Loss increases, converges particular result

I’m trying to figure out how to run a tensor through a function, do some math inside that function, and compare the output to a predetermined “fitness goal” to be used in the loss function. I have started with a very simple example, but already run into issues.

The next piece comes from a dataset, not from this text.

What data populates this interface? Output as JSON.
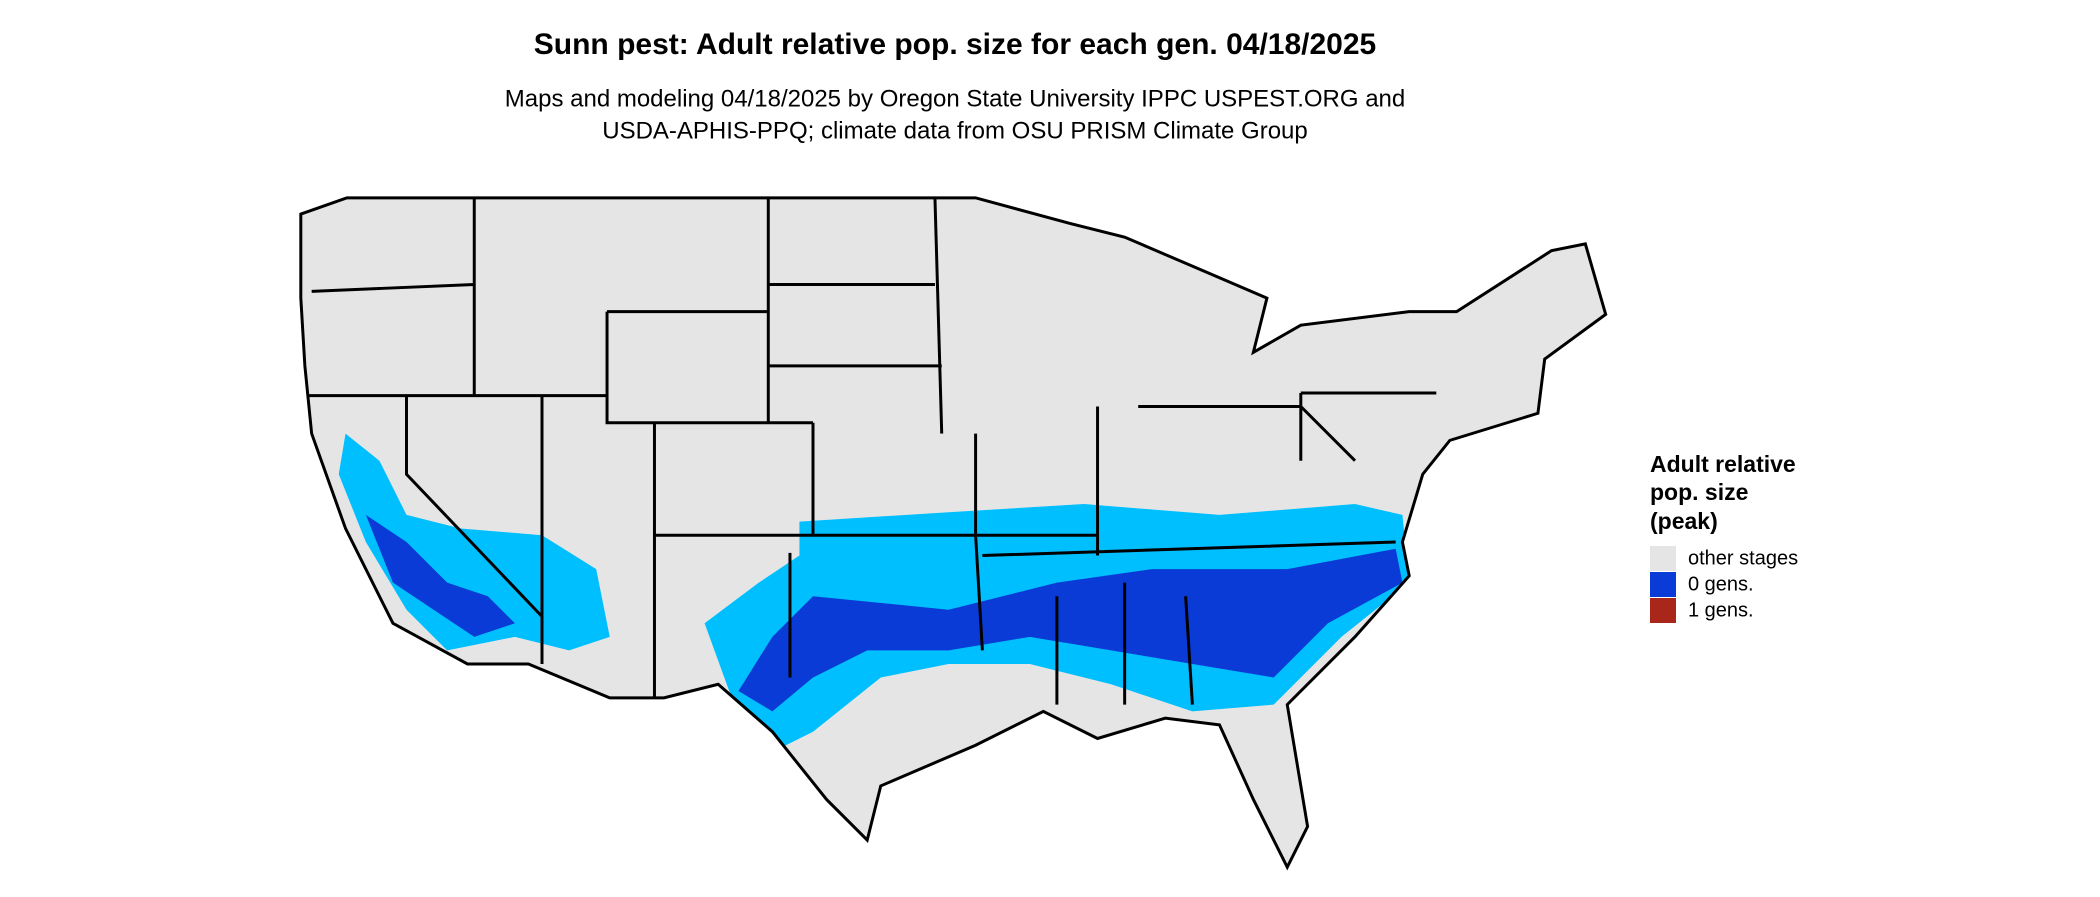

This example is a bread shopping simulation, where every 3rd day bread goes on sale for 90% off. The input and output values just determine what % of your budget to spend on bread each day. Ideally it should end up [0, 0, 1, 0, 0, 1, 0, 0, 1] and so forth

def buybread(args):
    
    budget = 1000
    cost = 10
    totalbread = 0
    days = range((len(args[0])))
    
    for i in days:
        if (i+1) % 3 == 0:
            cost = 1
        else:
            cost = 10
    
        spend = budget
        bought = int((args[0][i] * spend)/cost)
        totalbread += bought
        budget -= (bought * cost)
        
    argsum = torch.sum(args)
    fitness = torch.add(argsum, totalbread)
    return(fitness)

class TwoLayerNet(nn.Module):
    def __init__(self):
        super().__init__()
        self.fc1 = nn.Linear(21,100)
        self.fc2 = nn.Linear(100,21)
    def forward(self, x):
        x = F.sigmoid(self.fc1(x))
        x = F.sigmoid(self.fc2(x))
        return x

m = TwoLayerNet()
loss_fn = nn.MSELoss()
optimizer = optim.Adam(m.parameters(), lr=0.01)

training_epochs = 30
fitnessgoal = torch.tensor(1000)
blanktensor = torch.zeros([1, 21])

   
for i in range(training_epochs):

    fpass = m(blanktensor)
    fitness = buybread(fpass)
    loss = loss_fn(fitness, fitnessgoal.float())
    print(i, fitness, loss)
    optimizer.zero_grad()
    
    loss.backward()
    
    optimizer.step()

Ideally it should learn to buy bread only on the discount days, which is every 3 days when a loaf costs 10x less. If played perfectly, the optimal result is buying 1,000 loaves for $1 each.

Instead, it converges on 129 loaves, no matter what I set the fitness goal to. Oftentimes it will buy 260 or more loaves on the first epoch, just by virtue of randomness, but usually settles on 129 within ten epochs.

I assume that what’s actually happening is that the variable totalbread is being disregarded entirely, and pytorch is optimizing for the highest value for argsum. When I add print(fpass) to the loop, I generally get something like this for the last epoch:

tensor([[0.9997, 0.9997, 0.9996, 0.9996, 0.9996, 0.9997, 0.9997, 0.9997, 0.9997,
     0.9997, 0.9997, 0.9996, 0.9996, 0.9996, 0.9996, 0.9996, 0.9996, 0.9996,
     0.9996, 0.9996, 0.9996]], grad_fn=<SigmoidBackward>)

So it’s trying to spend almost the maximum allowed budget every day, including day 0 where most of it gets used up.

I had previously tried simply setting fitness = totalbread, but that ran into all sorts of problems with being the wrong type of variable, and eventually the loss not changing at all.